Плакал бывший солдат...
“Нет, не прошу я прощенья за слезы”, –
Молвил своим и далеким на той стороне океана,
Но также своим по встрече на Эльбе в году сорок пятом.
Ладони и взгляды тянулись сквозь бездну – друг друга понять.
“Ай лав...”, “я люблю”, я ловлю, я в мыслях вхожу в телефразы.
“Вы слышите? – Мы оставляем вам... – строчка Маклиша* плывет. –
...все наши смерти. Дайте значение им. Мы молодыми
были, Земля и земляне, помните нас...” – строчка над миром.
Вы слышите, слышите, слышите, слышите, слышите вы?

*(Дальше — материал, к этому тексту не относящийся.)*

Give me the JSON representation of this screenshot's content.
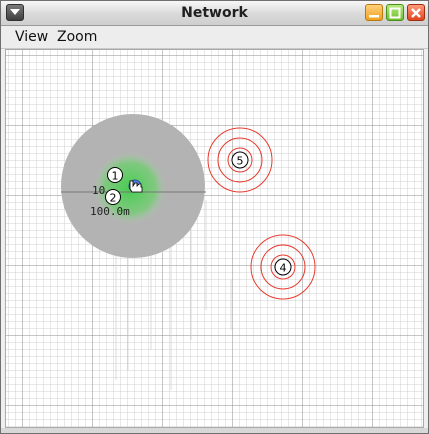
{
  "window": {
    "title": "Network"
  },
  "menubar": {
    "items": [
      {
        "label": "View"
      },
      {
        "label": "Zoom"
      }
    ]
  },
  "nodes": [
    {
      "id": "1",
      "label": "1"
    },
    {
      "id": "2",
      "label": "2"
    },
    {
      "id": "4",
      "label": "4"
    },
    {
      "id": "5",
      "label": "5"
    }
  ],
  "labels": {
    "distance_partial": "10",
    "distance_full": "100.0m"
  },
  "colors": {
    "range_gray": "#b3b3b3",
    "range_green": "#55cf5a",
    "interference_red": "#e83b2e",
    "grid": "#b9b9b9"
  },
  "icons": {
    "window_menu": "down-triangle-icon",
    "minimize": "minimize-icon",
    "maximize": "maximize-icon",
    "close": "close-icon"
  }
}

“Темная ночь, – в телецентре поют, – пролегла между нами”.
Поймет это первым поэт, поймут вслед за ним остальные,
Что значит держать на хрупких плечах между державами мост.
Атланты уходят. Их дети – земляне – глядят на экран.
Видят друг друга они, уходящие кадры эпохи.
Стоп-кадр. Два сына Земли обнимают друг друга до хруста.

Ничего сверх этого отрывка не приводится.